Neden doğadaki kutsal bilgileri çalıp da
onu yok etmek için kullandık
sonra evlatlarımıza saray bırakırken
yemyeşil kokulu ağaçlar istedik bahçesinde?
Neden hep uzaklarda olmayı istedik de
yanımızdakilerin de o bilinmeyende olmak istediğini görmedik
söylemeye korktuk mu çevremizde hesap verecek kimse görmek istemediğimizi
ve hala direttik uzakların, bulunduğumuz yerden daha güzel olduğunu söylemeyi?
Neden hatalarımızı anlamadık birbirimizin de
bunun için mutsuz insanlar olduk hepimiz
bunları kabuğumuza korumak adına her gün birbirimizin yüzüne vurup
baskı kurduk oynadığımız bu saçma oyunda kardeşimize?
Neden bu oyunu oynadık binlerce yıldır da
bir an için sevgimizi kalbimizin tozlu çatı katından indiremedik
ve orada bulduğumuz hafızamızın çektiği fotoğrafların
sadece siyah-beyaz olduğuyla kandırdık beynimizi?
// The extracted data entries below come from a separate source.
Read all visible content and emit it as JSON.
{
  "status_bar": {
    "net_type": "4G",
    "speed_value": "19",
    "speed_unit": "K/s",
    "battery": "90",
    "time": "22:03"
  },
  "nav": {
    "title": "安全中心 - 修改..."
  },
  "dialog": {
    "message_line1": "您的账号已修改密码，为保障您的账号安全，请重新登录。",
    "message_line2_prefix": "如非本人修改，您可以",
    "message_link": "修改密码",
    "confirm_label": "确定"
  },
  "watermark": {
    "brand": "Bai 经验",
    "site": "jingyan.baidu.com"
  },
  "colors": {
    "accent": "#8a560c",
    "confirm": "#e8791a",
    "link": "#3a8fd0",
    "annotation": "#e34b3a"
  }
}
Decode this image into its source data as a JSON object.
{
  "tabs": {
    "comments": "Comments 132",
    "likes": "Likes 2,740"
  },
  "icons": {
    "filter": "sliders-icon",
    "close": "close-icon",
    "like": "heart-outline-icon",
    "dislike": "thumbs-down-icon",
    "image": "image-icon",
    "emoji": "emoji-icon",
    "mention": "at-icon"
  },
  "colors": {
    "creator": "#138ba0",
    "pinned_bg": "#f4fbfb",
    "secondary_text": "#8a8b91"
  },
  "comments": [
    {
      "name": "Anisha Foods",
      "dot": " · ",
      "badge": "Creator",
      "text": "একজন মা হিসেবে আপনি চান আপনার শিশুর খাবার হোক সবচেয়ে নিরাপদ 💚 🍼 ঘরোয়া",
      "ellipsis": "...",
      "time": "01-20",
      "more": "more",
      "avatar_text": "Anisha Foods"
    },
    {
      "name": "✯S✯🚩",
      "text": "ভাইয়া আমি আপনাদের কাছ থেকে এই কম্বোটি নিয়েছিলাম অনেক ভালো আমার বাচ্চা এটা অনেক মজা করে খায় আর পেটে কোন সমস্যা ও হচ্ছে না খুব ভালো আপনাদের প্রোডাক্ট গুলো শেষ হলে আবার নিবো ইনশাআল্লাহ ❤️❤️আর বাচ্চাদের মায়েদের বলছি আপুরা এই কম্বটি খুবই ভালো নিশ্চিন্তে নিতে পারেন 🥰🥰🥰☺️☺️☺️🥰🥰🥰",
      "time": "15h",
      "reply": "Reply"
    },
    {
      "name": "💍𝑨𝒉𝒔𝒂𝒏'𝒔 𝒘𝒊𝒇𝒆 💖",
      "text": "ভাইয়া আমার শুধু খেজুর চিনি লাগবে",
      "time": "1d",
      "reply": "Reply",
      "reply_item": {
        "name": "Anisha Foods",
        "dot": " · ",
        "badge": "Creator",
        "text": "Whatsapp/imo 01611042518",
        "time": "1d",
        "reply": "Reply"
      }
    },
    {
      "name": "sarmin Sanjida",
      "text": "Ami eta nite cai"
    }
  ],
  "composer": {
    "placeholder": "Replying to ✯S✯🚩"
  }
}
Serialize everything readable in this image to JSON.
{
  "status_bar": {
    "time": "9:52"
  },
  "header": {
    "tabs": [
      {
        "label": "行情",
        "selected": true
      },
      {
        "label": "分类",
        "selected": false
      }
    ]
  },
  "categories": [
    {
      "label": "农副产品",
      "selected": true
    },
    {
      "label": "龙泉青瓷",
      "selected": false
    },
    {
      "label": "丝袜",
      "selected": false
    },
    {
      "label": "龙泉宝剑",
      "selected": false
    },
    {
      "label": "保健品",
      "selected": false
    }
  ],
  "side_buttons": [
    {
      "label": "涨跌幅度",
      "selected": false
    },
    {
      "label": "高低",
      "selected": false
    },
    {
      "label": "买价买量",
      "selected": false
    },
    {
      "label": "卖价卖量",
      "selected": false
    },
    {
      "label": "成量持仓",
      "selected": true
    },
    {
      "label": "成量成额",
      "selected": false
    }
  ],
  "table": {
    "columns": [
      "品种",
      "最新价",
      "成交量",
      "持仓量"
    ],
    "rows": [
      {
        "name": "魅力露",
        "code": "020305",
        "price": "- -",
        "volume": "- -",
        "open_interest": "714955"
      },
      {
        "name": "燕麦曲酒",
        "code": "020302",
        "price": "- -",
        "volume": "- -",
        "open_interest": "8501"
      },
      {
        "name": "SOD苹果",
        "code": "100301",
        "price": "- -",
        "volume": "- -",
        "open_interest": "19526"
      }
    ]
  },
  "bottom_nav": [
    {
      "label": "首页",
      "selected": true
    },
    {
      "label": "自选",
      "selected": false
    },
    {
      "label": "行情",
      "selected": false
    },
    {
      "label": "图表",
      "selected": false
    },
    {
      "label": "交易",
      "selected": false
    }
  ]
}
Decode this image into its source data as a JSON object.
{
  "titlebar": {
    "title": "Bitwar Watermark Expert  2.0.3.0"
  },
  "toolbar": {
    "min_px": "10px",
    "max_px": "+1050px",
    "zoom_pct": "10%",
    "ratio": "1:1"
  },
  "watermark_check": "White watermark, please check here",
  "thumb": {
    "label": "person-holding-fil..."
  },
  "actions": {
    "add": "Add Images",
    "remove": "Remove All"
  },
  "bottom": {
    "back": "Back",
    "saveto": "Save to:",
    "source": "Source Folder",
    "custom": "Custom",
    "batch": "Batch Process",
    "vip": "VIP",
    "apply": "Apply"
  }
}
Neden karşımızdakinin içindeki özü görmedik de
kendi özümüze ağ ören nefreti yakıştırdık ona
ve her gün kimse beni anlamıyor deyip
aslında herkesin şarkısını söyledik dört duvar arasında?
Neden bu yüzden yalnız kaldığımıza inandık da
intiharlarla yırttık hayat tuvalini
düşünemedik aslında çoğunluk ve bir olduğumuzu
insanlığın mutluluk resminin renksizleşeceğini?
Neden oyaladık bunca yıldır insanlığı felsefi karşıtlıklarla da
kral çıplak ve aşık diyemedik çocuk saflığında
Güç lanetine kapılıp büyük olmaya özendik de
o zaman neden hep çocukluğumuzun özgürlüğünü özledik?
Neden tanımlama ihtiyacı duyduk herşeyi de
hissetiklerimizin ve düşündüklerimizin mezarını kazdık
herkes farklı tanım koyunca haliyle ilim pınarının önüne
önyargıdan barajlarlarla set çekip akamadık sevgi denizine?
Neden bir kez olsun hayallerimize korkularımız kadar şans vermedik de
cenneti boyayamadı yeryüzüne dillerimiz
acaba hep mutlu kalmaktan, daha mutlu olmadan korkuyoruz da
yine cehennemi istiyor haşarı hayallerimiz?
Neden bu kadar soru işaretiyle doldu gözlerimiz de
cevabın sorunun kendisi olduğunu söylemedi bir türlü geçmişimiz
soru işaretini kullanmanın nokta kullanmaktan daha barışçıl olduğunu
bir türlü yediremedi kendine kibrimiz?